Suppose you take an open interval I of length 1, divide it into countable sub-intervals (I/2, I/4, etc.), and cover each rational with one of the sub-intervals.
Since all the rationals are covered, then it seems that sub-intervals (if they don't overlap) are separated by at most a single irrational. For instance, if s = sqrt(2) then we might have the two sub-intervals ( s-I/2, s ) and ( s, s+I/4 ) and s would be uncovered.
But if we have a countable number of open sub-intervals with at most one (irrational) number between each sub-interval, that would mean we've covered all of the real line except for the complement, a countable number of irrationals, with an interval of length 1, which is absurd.

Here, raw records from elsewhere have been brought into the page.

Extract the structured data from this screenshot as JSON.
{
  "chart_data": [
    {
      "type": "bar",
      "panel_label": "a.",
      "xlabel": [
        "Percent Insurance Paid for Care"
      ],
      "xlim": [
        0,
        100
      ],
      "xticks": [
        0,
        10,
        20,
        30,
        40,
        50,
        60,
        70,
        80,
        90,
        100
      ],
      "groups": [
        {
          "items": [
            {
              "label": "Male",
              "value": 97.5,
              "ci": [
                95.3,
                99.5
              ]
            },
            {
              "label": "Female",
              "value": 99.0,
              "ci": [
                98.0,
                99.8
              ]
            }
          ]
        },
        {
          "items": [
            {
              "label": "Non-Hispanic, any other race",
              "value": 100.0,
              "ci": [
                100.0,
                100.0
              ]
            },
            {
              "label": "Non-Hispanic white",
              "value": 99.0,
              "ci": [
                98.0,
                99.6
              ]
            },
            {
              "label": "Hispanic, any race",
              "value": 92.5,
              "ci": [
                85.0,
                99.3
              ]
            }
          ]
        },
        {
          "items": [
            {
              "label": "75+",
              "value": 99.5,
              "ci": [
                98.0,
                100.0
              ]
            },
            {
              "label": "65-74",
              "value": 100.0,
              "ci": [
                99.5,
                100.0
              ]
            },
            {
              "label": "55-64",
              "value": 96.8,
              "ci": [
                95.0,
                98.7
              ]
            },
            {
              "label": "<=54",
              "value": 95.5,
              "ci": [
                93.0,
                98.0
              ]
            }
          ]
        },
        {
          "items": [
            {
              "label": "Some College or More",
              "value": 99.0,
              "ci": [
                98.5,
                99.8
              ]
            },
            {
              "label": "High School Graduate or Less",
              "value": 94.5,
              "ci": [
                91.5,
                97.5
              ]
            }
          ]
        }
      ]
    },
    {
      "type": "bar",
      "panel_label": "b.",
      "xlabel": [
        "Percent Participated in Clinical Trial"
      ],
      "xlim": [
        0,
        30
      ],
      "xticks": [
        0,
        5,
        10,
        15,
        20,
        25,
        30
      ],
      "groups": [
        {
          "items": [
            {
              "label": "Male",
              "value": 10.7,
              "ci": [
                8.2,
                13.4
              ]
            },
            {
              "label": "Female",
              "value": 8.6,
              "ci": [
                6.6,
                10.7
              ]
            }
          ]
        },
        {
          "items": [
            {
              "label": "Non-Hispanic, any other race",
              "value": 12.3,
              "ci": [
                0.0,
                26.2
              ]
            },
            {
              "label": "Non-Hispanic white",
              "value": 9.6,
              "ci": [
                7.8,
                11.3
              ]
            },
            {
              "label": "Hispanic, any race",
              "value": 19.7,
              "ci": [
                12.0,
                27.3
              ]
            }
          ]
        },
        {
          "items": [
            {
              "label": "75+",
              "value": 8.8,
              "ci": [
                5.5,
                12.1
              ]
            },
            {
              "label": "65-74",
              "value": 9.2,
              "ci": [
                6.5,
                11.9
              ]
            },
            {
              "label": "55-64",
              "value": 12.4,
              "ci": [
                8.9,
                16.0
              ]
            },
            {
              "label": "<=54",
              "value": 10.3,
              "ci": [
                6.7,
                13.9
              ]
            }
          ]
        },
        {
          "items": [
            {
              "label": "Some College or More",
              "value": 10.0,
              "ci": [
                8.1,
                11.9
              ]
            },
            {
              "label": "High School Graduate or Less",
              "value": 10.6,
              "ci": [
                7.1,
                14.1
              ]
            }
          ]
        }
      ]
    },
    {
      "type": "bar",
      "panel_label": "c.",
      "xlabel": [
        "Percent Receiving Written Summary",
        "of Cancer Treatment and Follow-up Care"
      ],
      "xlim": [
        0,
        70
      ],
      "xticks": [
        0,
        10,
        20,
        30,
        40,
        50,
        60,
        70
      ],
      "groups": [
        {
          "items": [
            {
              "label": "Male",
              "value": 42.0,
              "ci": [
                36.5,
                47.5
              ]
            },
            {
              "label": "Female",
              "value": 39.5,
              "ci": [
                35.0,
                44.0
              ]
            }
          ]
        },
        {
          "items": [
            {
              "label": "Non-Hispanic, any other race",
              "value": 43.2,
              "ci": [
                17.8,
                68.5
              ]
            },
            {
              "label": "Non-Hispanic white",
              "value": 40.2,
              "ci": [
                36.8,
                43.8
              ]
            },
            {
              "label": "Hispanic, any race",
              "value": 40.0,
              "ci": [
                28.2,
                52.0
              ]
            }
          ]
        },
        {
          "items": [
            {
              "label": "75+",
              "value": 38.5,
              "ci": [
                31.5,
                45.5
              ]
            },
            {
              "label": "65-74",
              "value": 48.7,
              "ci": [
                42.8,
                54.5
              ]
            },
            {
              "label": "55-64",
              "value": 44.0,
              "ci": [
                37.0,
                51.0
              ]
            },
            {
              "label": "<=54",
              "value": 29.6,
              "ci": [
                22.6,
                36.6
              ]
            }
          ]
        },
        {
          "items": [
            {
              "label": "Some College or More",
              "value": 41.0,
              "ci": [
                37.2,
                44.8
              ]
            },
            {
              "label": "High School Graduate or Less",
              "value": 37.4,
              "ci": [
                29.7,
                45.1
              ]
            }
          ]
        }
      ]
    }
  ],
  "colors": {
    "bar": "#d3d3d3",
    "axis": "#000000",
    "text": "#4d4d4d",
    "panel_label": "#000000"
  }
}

So there's a flaw in the reasoning but I don't see exactly where. Where is it?
Thanks.
The intervals must be very overlapping. If $q$ is covered by an interval of length $2x$, there is a rational $q'\in(q-x,q+x)$. And the interval covering $q'$ must have intersected with the one covering $q$.
But even if you did manage to make this cover without overlapping intervals (e.g. at each step pick the smallest rational which you can cover without overlaps), your mistake is that you falsely conclude that the intervals must be separated by at most a single irrational number, and that the complement is just these irrational numbers. Most of the irrational numbers are not endpoints of these intervals, but rather limit points of them.
(The same thing happens with the Cantor set, most points of the Cantor set are not interval endpoints from those that we remove, but rather limit points of these endpoints.)